I have changed the naming of the variables slightly from Θ[i,t] to Θ[i][t] which makes some of the manipulations somewhat simpler, you might have a look at this answer why I think it is a good idea to be somewhat pedantic about how to name things. Other than that I'm solving the system in two parts: for the time interval 0<=t<=20 I'm solving without the first (i==0) oscillator and insert the forced angle for which I have defined the function Θfixed. Then I determine the values of Θ[i][t] and their derivatives at the end of that time interval from that solution solFirstPart and use these as the initial conditions initSecondPart for the remaining time span for which I chose 20<=t<=30. For that second time interval I solve the full system, now including the equation and angle-position of the first oscillator. You could, if necessary, use any of the techniques mentioned in this question to "concatenate" the two solutions into one. It should also be no problem to combine this solution with the more elegant way to define the system with the nodes function that was given in another answer by Spawn1701D.

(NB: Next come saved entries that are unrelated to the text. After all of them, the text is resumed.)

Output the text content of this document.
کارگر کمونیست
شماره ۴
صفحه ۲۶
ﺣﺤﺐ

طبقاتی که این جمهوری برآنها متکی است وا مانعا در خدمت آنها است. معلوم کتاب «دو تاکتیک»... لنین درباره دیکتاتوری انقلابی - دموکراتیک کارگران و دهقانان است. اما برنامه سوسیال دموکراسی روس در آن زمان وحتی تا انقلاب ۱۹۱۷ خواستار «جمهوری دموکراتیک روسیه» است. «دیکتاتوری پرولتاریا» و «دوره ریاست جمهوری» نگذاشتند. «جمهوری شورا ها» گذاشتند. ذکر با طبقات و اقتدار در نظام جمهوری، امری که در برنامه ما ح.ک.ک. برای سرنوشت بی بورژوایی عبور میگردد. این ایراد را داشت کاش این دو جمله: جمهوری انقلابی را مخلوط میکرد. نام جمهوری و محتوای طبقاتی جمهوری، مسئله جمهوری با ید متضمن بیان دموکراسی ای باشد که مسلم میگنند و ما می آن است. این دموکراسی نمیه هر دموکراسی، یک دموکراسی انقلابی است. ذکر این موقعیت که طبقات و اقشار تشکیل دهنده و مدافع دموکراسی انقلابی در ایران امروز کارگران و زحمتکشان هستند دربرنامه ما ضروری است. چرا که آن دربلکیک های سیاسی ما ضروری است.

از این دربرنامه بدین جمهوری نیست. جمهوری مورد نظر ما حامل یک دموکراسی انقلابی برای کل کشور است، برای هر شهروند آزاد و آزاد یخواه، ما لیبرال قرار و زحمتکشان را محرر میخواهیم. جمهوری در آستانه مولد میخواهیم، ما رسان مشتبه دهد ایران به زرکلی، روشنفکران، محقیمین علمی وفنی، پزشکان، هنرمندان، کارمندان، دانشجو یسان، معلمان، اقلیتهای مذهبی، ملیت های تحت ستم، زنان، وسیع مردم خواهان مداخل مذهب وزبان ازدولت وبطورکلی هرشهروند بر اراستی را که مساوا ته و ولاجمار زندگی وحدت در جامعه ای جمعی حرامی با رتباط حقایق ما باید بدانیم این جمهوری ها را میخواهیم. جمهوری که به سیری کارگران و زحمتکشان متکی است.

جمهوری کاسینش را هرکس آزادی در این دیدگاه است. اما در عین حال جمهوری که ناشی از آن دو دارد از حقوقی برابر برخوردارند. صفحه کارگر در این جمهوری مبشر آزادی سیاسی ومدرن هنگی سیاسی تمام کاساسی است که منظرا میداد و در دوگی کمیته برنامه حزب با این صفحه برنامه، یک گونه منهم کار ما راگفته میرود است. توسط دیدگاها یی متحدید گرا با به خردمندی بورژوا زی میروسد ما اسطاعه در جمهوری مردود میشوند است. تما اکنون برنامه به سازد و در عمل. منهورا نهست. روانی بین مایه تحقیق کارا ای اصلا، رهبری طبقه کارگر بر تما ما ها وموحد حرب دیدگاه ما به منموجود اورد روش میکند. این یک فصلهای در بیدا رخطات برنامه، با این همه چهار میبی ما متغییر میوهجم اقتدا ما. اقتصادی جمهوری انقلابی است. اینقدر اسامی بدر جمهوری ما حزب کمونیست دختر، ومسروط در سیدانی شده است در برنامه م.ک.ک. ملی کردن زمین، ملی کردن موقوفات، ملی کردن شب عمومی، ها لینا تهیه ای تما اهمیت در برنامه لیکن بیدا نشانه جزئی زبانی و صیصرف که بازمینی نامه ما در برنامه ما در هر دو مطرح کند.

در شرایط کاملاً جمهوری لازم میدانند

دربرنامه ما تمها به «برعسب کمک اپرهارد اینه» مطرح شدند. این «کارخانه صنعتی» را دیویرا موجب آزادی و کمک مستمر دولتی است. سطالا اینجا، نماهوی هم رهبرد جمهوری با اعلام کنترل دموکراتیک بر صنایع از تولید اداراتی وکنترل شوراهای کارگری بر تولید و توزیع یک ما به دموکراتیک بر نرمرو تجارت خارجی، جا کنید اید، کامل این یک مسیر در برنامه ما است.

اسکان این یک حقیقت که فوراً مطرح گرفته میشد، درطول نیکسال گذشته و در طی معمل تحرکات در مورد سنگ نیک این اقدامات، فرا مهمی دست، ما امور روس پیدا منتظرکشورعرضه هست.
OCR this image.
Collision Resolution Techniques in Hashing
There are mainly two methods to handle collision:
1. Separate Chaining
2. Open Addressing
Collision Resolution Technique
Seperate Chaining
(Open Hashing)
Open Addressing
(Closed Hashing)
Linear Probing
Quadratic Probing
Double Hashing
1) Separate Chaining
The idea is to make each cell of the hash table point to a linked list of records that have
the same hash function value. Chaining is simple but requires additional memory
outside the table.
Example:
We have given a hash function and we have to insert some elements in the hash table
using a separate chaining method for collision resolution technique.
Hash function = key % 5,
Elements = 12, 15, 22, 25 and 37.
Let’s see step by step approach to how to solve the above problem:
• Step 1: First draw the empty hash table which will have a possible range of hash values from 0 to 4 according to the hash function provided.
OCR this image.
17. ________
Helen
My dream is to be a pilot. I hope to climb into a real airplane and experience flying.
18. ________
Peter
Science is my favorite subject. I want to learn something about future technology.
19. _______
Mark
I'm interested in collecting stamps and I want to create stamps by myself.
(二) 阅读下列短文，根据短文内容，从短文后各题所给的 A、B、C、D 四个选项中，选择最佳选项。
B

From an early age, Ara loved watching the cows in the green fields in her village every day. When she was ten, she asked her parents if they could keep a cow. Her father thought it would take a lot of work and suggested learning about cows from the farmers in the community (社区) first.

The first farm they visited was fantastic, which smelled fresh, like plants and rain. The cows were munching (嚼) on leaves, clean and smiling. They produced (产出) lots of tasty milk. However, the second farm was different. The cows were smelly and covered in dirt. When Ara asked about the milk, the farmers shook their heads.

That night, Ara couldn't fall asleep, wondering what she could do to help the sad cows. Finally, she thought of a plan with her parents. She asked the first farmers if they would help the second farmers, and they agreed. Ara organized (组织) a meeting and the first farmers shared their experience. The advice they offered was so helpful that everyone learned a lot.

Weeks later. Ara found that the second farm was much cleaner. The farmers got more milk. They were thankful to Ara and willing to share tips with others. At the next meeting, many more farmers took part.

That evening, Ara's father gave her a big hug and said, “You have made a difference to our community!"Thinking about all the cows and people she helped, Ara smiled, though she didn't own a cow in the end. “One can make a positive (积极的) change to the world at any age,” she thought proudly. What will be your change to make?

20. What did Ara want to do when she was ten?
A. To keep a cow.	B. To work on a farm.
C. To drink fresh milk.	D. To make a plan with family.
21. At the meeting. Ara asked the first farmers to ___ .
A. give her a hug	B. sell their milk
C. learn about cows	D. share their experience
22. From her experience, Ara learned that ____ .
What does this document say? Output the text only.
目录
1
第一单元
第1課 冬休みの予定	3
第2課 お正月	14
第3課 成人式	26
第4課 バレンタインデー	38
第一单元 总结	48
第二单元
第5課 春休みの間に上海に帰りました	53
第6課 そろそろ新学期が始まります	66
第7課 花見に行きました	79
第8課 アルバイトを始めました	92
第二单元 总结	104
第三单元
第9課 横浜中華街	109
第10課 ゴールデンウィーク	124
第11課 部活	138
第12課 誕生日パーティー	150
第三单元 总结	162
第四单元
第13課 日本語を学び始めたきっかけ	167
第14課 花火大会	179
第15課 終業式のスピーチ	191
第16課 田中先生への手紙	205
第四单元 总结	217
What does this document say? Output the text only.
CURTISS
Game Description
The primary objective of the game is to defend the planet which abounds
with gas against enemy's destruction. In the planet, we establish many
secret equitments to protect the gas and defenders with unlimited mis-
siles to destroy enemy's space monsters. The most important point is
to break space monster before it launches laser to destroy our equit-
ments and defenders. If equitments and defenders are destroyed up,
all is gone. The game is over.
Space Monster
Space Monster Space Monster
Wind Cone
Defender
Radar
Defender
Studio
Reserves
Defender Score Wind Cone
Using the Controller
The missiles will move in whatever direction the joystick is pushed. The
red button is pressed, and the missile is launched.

With version 9 it might be possible to solve the above in one call to NDSolve by making use of the new WhenEvent: I think you would need to reformulate your problem at least for the first oscillator so it uses only first derivatives of angle Θ[0][t] and angular velocity vΘ[0][t]. Then it should be possible to switch between the two parts in both the differential equations for Θ[0][t] and for vΘ[0][t] with a WhenEvent. I haven't tried this but if the OP or anyone else is interested and finds time to try that I'd be very interested if NDSolve will accept and solve such a system.

Note: For most applications I would expect such a one-stage solution using WhenEvent to be more complicated and probably less performant than the two-stage solution shown, but there might be cases where it is to be favoured, e.g. when one wants to couple such a system to other equations...